Self-Adaptive Training: beyond Empirical Risk Minimization
Published in Thirty-fourth Conference on Neural Information Processing Systems, 2020
Recommended citation: Lang Huang, Chao Zhang, Hongyang Zhang (2020). "Self-Adaptive Training: beyond Empirical Risk Minimization; Thirty-fourth Conference on Neural Information Processing Systems. https://arxiv.org/pdf/2002.10319
Abstract: We propose self-adaptive training—a new training algorithm that dynamically calibrates training process by model predictions without incurring extra computational cost—to improve generalization of deep learning for potentially corrupted training data. This problem is important to robustly learning from data that are corrupted by, eg, random noises and adversarial examples.

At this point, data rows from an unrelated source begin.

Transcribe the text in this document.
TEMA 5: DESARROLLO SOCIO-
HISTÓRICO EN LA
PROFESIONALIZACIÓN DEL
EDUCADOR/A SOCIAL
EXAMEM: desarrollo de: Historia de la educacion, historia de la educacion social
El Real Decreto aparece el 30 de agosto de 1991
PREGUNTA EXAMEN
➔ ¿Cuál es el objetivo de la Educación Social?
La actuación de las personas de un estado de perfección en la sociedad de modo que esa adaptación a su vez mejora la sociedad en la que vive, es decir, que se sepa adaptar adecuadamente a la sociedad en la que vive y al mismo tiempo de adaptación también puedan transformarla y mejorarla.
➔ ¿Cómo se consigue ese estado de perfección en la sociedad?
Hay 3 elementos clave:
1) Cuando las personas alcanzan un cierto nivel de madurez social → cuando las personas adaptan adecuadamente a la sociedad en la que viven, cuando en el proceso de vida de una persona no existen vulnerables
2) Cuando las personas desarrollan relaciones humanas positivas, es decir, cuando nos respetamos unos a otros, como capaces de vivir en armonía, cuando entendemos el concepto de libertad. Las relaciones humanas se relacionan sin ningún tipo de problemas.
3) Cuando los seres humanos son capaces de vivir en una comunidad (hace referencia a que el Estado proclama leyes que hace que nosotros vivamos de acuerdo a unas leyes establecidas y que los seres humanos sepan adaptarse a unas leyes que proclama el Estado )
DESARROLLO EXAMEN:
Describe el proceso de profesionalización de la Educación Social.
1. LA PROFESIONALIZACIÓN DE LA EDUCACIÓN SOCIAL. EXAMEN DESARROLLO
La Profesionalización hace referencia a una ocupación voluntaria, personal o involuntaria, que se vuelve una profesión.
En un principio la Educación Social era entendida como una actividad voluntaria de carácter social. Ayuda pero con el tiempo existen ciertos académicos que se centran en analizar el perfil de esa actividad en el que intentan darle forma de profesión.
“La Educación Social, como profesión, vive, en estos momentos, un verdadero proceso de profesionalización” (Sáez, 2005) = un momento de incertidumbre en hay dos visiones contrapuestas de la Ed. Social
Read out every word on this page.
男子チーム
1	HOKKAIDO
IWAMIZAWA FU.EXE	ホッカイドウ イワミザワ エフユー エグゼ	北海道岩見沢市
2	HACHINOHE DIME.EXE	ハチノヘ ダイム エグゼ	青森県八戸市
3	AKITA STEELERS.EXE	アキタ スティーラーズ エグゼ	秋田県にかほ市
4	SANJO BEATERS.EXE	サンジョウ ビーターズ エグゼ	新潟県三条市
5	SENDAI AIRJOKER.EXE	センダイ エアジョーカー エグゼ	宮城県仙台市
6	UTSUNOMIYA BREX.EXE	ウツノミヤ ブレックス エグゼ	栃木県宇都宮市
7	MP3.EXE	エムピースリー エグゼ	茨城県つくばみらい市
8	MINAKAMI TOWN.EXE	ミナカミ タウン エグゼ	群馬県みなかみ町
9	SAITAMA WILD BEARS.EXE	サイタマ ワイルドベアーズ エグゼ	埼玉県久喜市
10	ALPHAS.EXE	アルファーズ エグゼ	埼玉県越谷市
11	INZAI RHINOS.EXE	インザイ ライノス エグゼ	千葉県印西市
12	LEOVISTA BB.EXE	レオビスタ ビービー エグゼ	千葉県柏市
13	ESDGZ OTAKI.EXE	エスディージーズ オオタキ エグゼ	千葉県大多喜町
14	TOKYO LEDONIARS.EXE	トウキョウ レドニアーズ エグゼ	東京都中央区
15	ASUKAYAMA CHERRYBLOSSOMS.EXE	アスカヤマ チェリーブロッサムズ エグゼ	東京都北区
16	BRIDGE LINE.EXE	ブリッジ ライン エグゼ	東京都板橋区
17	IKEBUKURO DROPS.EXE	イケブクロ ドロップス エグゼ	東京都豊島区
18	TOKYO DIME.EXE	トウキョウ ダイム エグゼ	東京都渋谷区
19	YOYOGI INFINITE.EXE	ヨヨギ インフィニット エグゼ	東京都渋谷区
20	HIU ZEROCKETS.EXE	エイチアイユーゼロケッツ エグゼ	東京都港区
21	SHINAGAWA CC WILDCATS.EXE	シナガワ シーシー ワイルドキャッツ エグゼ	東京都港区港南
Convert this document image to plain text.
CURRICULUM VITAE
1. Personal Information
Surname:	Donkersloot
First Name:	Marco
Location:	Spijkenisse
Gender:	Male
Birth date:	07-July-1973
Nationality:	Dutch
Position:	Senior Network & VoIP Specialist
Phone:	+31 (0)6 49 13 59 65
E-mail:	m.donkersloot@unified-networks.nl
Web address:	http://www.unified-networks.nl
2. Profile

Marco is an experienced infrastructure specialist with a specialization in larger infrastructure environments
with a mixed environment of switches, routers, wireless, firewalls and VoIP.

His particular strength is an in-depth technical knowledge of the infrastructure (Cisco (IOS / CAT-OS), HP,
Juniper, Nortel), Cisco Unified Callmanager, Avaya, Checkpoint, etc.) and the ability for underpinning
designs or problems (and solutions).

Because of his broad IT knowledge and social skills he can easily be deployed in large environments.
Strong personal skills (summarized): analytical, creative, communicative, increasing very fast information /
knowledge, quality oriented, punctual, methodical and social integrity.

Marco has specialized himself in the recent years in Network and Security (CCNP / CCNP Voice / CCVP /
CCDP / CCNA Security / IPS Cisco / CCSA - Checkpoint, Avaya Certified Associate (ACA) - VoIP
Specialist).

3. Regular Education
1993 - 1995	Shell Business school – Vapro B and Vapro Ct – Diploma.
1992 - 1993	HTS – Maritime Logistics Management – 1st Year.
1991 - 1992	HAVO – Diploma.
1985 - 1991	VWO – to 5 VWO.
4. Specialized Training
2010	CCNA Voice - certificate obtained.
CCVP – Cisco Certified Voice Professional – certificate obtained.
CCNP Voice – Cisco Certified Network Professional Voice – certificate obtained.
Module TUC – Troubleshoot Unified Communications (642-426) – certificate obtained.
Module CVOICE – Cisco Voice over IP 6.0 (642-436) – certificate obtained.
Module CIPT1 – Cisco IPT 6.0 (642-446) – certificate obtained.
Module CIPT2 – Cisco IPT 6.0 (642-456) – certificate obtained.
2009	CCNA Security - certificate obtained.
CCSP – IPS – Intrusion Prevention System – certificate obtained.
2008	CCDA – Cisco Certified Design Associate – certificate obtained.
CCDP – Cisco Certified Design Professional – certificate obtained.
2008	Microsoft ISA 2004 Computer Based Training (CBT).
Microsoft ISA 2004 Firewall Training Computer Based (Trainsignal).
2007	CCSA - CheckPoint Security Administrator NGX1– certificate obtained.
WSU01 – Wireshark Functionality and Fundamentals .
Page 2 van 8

The standard empirical risk minimization (ERM) for such data, however, may easily overfit noises and thus suffers from sub-optimal performance. In this paper, we observe that model predictions can substantially benefit the training process: self-adaptive training significantly mitigates the overfitting issue and improves generalization over ERM under both random and adversarial noises. Besides, in sharp contrast to the recently-discovered double-descent phenomenon in ERM, self-adaptive training exhibits a single-descent error-capacity curve, indicating that such a phenomenon might be a result of overfitting of noises. Experiments on the CIFAR and ImageNet datasets verify the effectiveness of our approach in two applications: classification with label noise and selective classification.